Yaşından ve giderek artan gaflarından mustarip olan Biden’ın zaten zayıf olan seçilme olasılığını iyice zayıflatması. Bundan sonra Trump’a açılan davaların daha da fazla siyasi görüleceği ve başkanlığını engellemek amacıyla gerçekleştirilecek hukuki teşebbüslerin ABD açısından ciddi krizler doğuracağı.
Cumartesi günkü saldırı ister amatör ruhlu genç bir sapkının eylemi olsun isterse derin devletin marifeti sonuç değişmeyecek, Trump’ın kürsüden kaçırılışı sırasında yaptığı çıkış akıllara kazınıp kalacak, ezilen ve sömürülen Amerika’nın, Amerikalının direniş sembolü olacak. Suikast teşebbüsü federal yönetimin üç ayağının da Cumhuriyetçilere geçmesine yol açacak.
Ayrıca yardımcısı olarak seçtiği 40 yaşındaki Ohio Senatörü J.D. Vance de özgeçmişi, yaşamını çok satanlar listesine giren Hillbill Elegy kitabında aktarışı ve New York Times’da salı günü yeniden yayınlanan mülakatında ispatladığı sorunları perspektife oturtma yeteneği Trump’ın gösterişli kişiliğinden, eleştirilen üslubundan, analitik zaafiyetinden doğan açığının kapanmasında rol oynayacak.
Trump ve artık oluşmaya başlayan ekibi ülkesi için de, dünyanın geri kalanı için de bazı konularda yararlı, bazılarında zararlı olacak. Sınırları kapatması insani sorunlar yaratırken ücretlerin artmasını, sermayenin kazancından çalışanı lehine fedakârlık etmesini sağlayacak. Üretimi Asya’dan Amerika’ya kaydırmak için teşvik kadar tehdidi de kullanacak.
Diğer yandan yine eskisi gibi geçimsiz, kaba ve itici davranacak. Ülkesinde de daha otoriter bir rejim kurmak için çalışacak. Arapları, Latinleri ve daha kim bilir kimleri aşağılayacak. Çok daha vahim bir İsrail yanlısı tutum sergileyecek. Kürtajı yasaklamak için çaba harcayacak. Fakat Ukrayna’daki tırmanmayı durdurmak amacıyla Rusya ile pazarlık etmenin yollarını arayacak.
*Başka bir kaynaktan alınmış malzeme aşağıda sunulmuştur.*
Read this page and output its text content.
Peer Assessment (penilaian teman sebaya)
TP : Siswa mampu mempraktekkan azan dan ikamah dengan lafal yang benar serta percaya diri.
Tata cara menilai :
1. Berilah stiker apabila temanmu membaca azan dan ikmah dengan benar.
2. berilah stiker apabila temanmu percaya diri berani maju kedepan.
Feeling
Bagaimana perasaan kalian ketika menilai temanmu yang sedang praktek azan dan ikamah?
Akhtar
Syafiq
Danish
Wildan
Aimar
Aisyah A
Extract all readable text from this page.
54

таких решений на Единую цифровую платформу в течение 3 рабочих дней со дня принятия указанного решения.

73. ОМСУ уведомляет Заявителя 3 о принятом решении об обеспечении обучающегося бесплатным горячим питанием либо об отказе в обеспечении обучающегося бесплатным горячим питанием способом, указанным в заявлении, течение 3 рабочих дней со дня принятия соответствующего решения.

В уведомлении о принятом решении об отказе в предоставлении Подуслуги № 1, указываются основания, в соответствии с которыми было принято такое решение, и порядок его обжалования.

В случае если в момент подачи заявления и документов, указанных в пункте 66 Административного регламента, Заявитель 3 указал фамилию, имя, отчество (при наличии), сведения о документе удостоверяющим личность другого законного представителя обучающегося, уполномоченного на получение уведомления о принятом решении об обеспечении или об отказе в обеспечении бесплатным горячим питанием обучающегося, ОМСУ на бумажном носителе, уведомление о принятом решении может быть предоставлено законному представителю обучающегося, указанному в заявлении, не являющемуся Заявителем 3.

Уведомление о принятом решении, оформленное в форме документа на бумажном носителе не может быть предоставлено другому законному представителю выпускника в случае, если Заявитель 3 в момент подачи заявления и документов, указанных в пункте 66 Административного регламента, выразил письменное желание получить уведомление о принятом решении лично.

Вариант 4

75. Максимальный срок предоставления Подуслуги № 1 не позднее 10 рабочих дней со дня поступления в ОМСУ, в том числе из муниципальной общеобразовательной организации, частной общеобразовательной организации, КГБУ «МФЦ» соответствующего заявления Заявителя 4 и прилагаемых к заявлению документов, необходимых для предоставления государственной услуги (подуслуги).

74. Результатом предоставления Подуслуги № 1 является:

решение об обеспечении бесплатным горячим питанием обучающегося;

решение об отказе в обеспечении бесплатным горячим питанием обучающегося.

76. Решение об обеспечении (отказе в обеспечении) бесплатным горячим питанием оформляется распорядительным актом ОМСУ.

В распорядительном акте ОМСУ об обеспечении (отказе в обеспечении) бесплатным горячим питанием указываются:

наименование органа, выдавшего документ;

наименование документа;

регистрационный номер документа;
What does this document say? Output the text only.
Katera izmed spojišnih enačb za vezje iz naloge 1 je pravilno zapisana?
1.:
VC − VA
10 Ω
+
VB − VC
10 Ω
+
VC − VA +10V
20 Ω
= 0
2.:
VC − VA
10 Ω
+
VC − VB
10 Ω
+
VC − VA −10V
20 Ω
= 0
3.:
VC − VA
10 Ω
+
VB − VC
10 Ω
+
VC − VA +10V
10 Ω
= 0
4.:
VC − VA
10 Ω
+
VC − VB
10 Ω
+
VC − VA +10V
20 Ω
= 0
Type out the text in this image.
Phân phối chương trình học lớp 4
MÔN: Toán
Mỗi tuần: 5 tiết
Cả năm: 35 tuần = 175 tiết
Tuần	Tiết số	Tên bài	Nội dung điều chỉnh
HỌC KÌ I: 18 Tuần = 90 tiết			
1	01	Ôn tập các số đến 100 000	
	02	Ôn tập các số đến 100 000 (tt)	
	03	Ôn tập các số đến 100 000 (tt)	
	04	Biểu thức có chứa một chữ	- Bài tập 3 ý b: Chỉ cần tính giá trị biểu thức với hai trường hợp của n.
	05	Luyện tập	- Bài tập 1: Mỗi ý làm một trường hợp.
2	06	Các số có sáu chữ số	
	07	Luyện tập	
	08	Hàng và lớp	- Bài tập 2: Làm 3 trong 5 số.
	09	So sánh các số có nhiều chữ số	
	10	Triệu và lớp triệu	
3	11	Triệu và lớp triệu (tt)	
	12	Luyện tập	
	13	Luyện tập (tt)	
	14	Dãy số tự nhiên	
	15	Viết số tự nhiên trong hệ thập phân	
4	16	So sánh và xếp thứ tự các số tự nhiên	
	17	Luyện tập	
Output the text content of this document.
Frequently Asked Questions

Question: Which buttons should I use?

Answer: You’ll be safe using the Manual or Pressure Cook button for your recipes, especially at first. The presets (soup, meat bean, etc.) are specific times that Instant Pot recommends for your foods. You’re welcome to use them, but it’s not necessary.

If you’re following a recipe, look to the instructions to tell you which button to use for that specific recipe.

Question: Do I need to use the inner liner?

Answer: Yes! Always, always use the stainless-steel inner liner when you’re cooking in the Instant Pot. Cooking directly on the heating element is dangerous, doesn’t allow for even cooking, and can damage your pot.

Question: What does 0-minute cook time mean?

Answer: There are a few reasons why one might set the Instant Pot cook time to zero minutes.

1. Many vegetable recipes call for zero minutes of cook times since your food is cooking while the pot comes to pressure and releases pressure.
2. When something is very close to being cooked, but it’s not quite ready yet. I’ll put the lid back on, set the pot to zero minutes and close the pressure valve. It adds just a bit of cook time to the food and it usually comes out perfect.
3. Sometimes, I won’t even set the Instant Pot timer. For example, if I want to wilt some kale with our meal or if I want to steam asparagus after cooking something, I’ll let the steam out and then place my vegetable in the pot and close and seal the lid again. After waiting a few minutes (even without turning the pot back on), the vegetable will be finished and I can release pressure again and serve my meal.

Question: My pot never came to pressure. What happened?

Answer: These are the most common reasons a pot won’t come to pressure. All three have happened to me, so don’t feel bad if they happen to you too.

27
Eğer Vance’ın düşüncesi New York Times’dan Ross Douthat’a Mayıs ayında verdiği mülakattan bu yana değişmediyse, Başkan Yardımcısı dış politikanın, daha doğrusu Amerika’nın makro stratejisinin belirlenmesi üstünde biraz etkili olacaksa, dahası Trump verdiği sözlerden dönmeyecekse Ukrayna sorununun akışı yakın bir gelecekte değişecek.
Çünkü Vance’e göre Amerika Ukrayna’ya sağladığı desteği kesmek ve kaynaklarını Tayvan için kullanmak zorunda. Ne de olsa Amerika’nın stratejik muhatabı artık Rusya değil Çin. Amerika gelecek 20-30 yıl içinde Çin’den gelebilecek tehditlere ve meydan okumalara karşı kendini yeniden konumlandırmak durumunda.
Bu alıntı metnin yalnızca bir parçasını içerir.